Apenas partió Rubens de Madrid y probablemente como consecuencia de sus conversaciones con el maestro flamenco, y de sus meditaciones sobre lo visto y escuchado, Velázquez solicita en junio de 1629 licencia al rey para pasar a Italia.
 
El rey y el conde duque autorizaron y favorecieron el viaje suministrando al pintor cartas de recomendación para los diversos príncipes italianos -que no dejaron de despertar algunos recelos, pues se conocían las misiones "secretas" que algunos artistas realizaban- y abundantes recursos económicos. El viaje lo conocemos muy bien gracias al pormenorizado relato que de él dejó Pacheco y recogió luego Palomino. Se trataba en realidad de lo que hoy llamaríamos un viaje de estudios. Embarcado en Barcelona con el séquito del marqués de los Balbases, Ambrosio Spinola, llega a Génova y de allí, por Milán, a Venecia, que será para él -como lo había sido para Rubens y para tantos otros maestros del seicento- el horizonte estético ideal y el modelo siempre presente en su sensibilidad.

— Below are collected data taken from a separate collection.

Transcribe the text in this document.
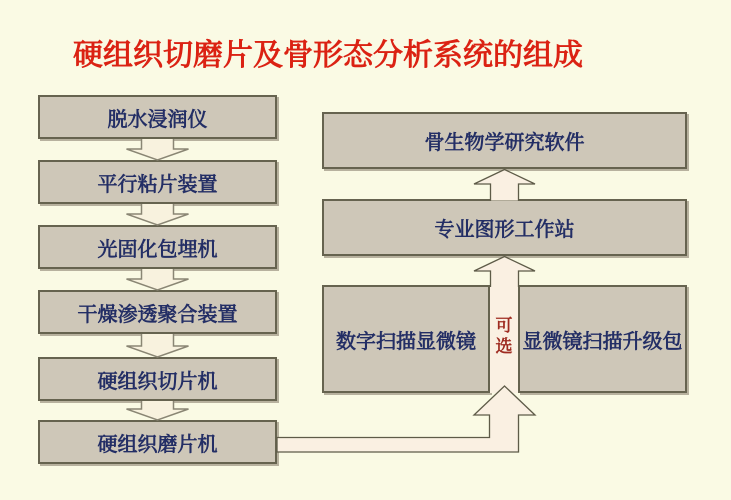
硬组织切磨片及骨形态分析系统的组成
脱水浸润仪
平行粘片装置
光固化包埋机
干燥渗透聚合装置
硬组织切片机
硬组织磨片机
骨生物学研究软件
专业图形工作站
数字扫描显微镜
可选 显微镜扫描升级包
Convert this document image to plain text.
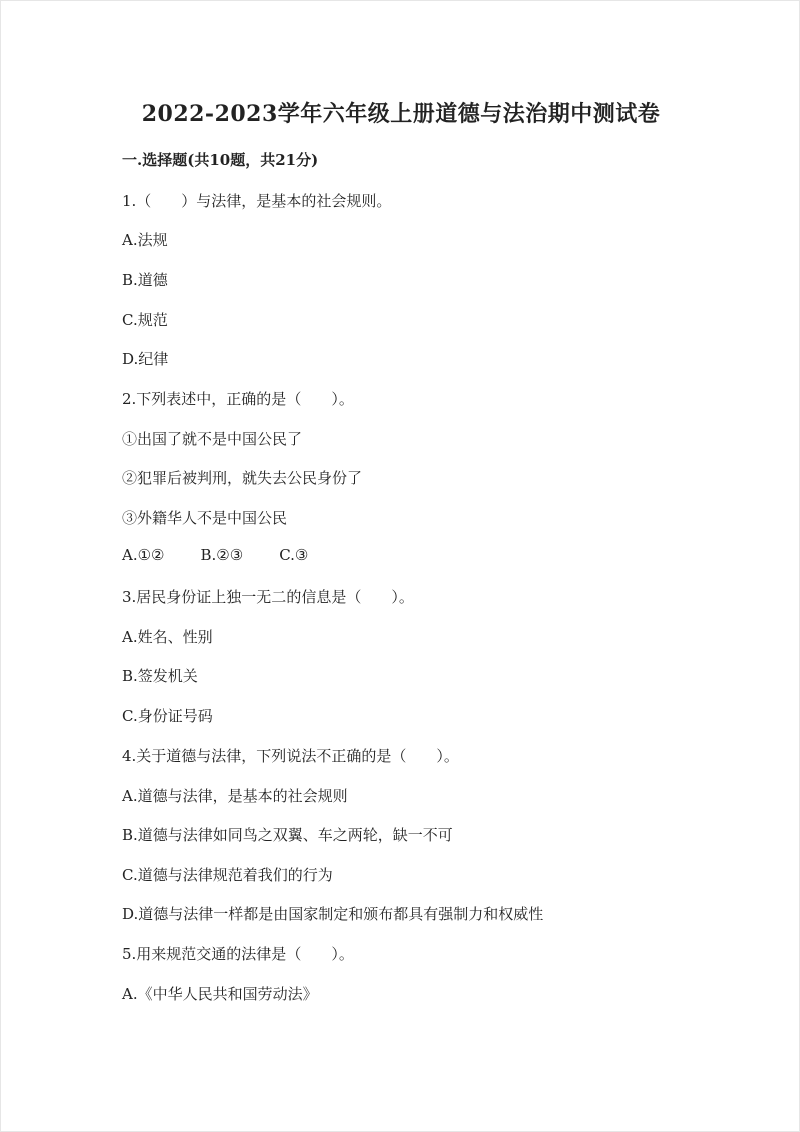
2022-2023学年六年级上册道德与法治期中测试卷
一.选择题(共10题，共21分)
1.（　　）与法律，是基本的社会规则。
A.法规
B.道德
C.规范
D.纪律
2.下列表述中，正确的是（　　）。
①出国了就不是中国公民了
②犯罪后被判刑，就失去公民身份了
③外籍华人不是中国公民
A.①② B.②③ C.③
3.居民身份证上独一无二的信息是（　　）。
A.姓名、性别
B.签发机关
C.身份证号码
4.关于道德与法律，下列说法不正确的是（　　）。
A.道德与法律，是基本的社会规则
B.道德与法律如同鸟之双翼、车之两轮，缺一不可
C.道德与法律规范着我们的行为
D.道德与法律一样都是由国家制定和颁布都具有强制力和权威性
5.用来规范交通的法律是（　　）。
A.《中华人民共和国劳动法》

El momento político veneciano no era especialmente adecuado, pues la guerra de sucesión de Mantua, mantenía hostiles a los venecianos contra los españoles, pero con la protección del embajador, que le provee de escolta casi militar, recorre galerías, palacios y colecciones y completa su conocimiento de la obra de los grandes maestros de la laguna a los que permanecerá fiel para siempre. Sabemos por Pacheco y Palomino que dibujó mucho cuanto veía y que realizó incluso copias de algunas obras de Tintoretto, entre ellas una Comunión de los apóstoles que seguramente será el lienzo que se conserva en la Academia de San Fernando, de Madrid. De allí fue a Ferrara, Cento (donde sin duda hubo que conocer a Guercino), Bolonia, Loreto (concesión a la devoción mariana tradicional) y a Roma. Sorprende que no visitase Florencia, y que su paso por Bolonia fuese tan apresurado que ni siquiera llegó a presentar las cartas de introducción que le habían sido facilitadas en Madrid. Sin duda, tras Venecia, era Roma su verdadero objetivo.
 
La Roma de 1630 era sin duda un centro de interés artístico notable. Se vivía en ella la polémica del naturalismo -ya casi vencido en las formulaciones extremas del caravaggismo radical, pero vivo y actuante en círculos menores, como el de los "bambociantes" que no podían menos que interesar a Velázquez- y el clasicismo que representaba la línea romano-boloñesa de Reni y Guercino, enriquecida por la presencia de Poussin. Son los años en que se advierte, en los más dotados artistas vivos en Roma, un interés renacido por Venecia, y un resurgir del estudio de las obras de Tiziano y Veronés que concluirá muy pocos años más tarde por subsumirse en el barroquismo triunfante de un Pietro de Cortona, pero que ahora permite caminar casi al mismo paso, en la común devoción neovéneta, a artistas tan dispares como el propio Cortona, Poussin o Andrea Sacchi.
 
Es ése el ambiente que Velázquez recibe y en el que había de hallarse absolutamente a gusto, pues también él acababa de descubrir Venecia tras su inicial fervor naturalista. La elegante fusión de rigor, equilibrio y razón del mundo boloñés, con la sensualidad colorista veneciana, es lo que puede descubrirse en las otras obras que pinta en Roma durante su estancia: La fragua de Vulcano, hoy en el Prado, y La túnica de José de El Escorial.
 
Estas dos obras son quizás -y se le ha reprochado a veces- las de carácter más "académico" de cuanto pintó Velázquez. Parece como si el pintor, tras ver y estudiar los relieves clásicos, las composiciones de los maestros del renacimiento y las obras de sus contemporáneos más famosos, especialmente Guercino, hubiese querido demostrar su dominio del desnudo, sereno y escultórico, y a la vez, como exigían las enseñanzas romano-boloñesas, expresar los "afectos", es decir, los movimientos del alma (dolor, sorpresa, hipocresía) con la intensidad y la verdad más cuidadosa. Son, además, estos lienzos singulares, magníficos ejercicios de coherencia espacial, verdaderos alardes de perspectiva geométrica, y de ordenación renacentista, que sin duda debieron ir precedidos de cuidadosos estudios por desgracia no conservados.
 
En estos lienzos, especialmente en La fragua, los accesorios y algo de la atmósfera toda nos evocan todavía el naturalismo, casi de bodegonista, de sus primeras obras, pero la pincelada se ha hecho más ligera, más alada, y el color -donde brillan ciertos amarillos anaranjados que no volveremos a encontrar en su obra, pero que serán habituales en Poussin- advertimos grises sutiles y ciertos verdes y malvas fríos, que serán ya característicos de su paleta.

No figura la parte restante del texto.